We relate the solvent and temperature dependence of the rates of intramolecular electron transfer (ET) of mixed valence complexes of the type {[Ru₃O(OAc)₆(CO)(L)]₂-BL}^-1, where L = pyridyl ligand and BL = pyrazine. Complexes were reduced chemically or electrochemically to obtain the mixed valence anions in seven solvents: acetonitrile, methylene chloride, dimethylformamide, tetrahydrofuran, dimethylsulfoxide, chloroform, and hexamethylphosphoramide. Rate constants for intramolecular ET were estimated by simulating the observed degree of ν(CO) IR band shape coalescence in the mixed valence state. Correlations between rate constants for ET and solvent properties including static dielectric constant, optical dielectric constant, the quantity 1/ε_op - 1/ε_S, microscopic solvent polarity, viscosity, cardinal rotational moments of inertia, and solvent relaxation times were examined. In the temperature study, the complexes displayed a sharp increase in the k _et as the freezing points of the solvents methylene chloride and acetonitrile were approached.
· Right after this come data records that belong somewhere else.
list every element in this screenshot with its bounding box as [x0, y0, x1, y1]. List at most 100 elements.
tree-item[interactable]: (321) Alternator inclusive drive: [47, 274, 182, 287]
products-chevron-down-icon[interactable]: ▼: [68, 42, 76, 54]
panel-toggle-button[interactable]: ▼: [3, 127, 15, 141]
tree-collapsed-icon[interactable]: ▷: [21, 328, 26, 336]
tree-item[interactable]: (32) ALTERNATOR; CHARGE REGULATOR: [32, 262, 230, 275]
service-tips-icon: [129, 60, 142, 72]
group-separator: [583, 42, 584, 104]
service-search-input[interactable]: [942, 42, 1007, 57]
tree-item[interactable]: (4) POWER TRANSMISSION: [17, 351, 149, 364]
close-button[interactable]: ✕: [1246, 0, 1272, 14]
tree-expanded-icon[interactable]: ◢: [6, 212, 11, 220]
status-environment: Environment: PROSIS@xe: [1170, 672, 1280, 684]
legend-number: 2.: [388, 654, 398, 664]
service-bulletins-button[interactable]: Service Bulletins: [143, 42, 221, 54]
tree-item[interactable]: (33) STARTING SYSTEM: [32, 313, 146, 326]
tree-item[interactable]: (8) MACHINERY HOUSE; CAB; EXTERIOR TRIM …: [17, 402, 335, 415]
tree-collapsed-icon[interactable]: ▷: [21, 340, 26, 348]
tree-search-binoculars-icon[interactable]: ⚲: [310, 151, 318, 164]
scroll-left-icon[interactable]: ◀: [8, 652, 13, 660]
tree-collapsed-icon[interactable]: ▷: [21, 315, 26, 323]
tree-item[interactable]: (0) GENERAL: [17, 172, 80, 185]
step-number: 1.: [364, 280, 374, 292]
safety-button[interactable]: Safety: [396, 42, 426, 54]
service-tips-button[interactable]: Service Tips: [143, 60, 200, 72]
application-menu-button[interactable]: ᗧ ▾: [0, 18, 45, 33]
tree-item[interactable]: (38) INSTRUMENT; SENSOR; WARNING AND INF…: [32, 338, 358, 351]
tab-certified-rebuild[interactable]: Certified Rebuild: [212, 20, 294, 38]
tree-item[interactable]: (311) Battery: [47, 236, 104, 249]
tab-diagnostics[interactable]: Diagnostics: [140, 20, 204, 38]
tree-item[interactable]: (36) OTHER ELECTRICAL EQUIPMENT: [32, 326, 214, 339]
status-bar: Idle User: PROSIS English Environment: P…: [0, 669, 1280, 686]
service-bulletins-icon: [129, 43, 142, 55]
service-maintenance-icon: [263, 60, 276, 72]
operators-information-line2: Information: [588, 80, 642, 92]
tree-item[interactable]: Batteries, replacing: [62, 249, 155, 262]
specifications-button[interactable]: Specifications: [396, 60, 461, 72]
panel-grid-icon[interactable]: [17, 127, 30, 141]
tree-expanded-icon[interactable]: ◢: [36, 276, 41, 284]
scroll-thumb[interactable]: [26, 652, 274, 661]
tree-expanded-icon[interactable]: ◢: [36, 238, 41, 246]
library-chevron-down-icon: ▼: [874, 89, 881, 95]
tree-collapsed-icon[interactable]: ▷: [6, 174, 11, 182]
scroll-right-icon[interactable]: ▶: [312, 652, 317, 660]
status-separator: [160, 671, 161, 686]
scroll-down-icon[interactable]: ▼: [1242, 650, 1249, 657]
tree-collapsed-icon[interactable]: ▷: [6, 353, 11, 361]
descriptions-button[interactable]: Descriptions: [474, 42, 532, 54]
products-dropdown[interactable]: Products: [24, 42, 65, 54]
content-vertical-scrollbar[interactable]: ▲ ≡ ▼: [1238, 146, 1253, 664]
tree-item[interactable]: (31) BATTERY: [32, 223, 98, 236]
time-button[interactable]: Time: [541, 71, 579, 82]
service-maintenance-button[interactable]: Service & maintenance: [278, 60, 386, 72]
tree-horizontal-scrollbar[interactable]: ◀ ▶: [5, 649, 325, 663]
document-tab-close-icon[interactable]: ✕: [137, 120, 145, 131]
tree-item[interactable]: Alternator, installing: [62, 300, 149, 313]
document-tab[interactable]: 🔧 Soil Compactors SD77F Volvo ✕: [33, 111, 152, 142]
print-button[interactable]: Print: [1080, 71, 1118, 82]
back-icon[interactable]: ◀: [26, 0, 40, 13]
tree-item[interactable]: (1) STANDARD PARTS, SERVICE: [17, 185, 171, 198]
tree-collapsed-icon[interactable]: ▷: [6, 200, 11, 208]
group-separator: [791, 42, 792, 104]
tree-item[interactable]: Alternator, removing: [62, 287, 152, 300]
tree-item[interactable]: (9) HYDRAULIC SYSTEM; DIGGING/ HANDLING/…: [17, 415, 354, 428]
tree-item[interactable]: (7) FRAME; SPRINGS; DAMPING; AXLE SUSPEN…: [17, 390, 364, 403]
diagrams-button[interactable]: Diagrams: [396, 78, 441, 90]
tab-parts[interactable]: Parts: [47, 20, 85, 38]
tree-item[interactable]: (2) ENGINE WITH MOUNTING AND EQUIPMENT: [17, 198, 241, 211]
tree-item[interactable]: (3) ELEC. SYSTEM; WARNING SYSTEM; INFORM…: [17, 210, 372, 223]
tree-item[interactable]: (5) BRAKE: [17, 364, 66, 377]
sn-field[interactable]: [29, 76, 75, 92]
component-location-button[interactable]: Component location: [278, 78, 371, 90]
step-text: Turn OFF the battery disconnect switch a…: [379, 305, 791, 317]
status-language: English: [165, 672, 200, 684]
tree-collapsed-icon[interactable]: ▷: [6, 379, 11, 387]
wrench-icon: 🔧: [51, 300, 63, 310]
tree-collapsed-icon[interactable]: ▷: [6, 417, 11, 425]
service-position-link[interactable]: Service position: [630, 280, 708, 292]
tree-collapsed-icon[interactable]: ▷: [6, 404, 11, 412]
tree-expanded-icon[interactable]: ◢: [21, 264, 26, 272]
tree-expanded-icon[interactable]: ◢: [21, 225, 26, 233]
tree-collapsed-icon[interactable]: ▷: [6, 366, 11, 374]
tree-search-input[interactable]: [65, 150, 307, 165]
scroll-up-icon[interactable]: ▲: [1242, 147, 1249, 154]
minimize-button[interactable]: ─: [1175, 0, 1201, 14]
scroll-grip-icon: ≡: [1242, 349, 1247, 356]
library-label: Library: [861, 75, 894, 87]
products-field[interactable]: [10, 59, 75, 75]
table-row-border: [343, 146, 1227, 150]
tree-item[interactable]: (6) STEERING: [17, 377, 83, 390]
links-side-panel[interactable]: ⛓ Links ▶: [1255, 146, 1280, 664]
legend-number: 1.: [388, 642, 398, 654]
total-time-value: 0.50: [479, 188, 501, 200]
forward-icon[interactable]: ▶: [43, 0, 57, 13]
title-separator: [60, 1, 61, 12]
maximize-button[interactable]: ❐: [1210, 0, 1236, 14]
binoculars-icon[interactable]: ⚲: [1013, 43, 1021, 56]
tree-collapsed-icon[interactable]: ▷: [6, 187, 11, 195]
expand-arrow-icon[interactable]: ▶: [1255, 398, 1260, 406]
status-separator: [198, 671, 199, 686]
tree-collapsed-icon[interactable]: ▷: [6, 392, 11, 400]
The solvent phase transition causes a localized-to-delocalized transition in the mixed valence ions and an acceleration in the rate of ET. This is explained in terms of decoupling the slower solvent motions involved in the frequency factor ν_N which increases the value of ν_N. The observed solvent and temperature dependence of the k_et for these complexes is used in order to formulate a new definition for Robin-Day class II-III mixed valence compounds. Specifically, it is proposed that class II-III compounds are those for which thermodynamic properties of the solvent exert no control over k_et, but the dynamic properties of the solvent still influence k_et.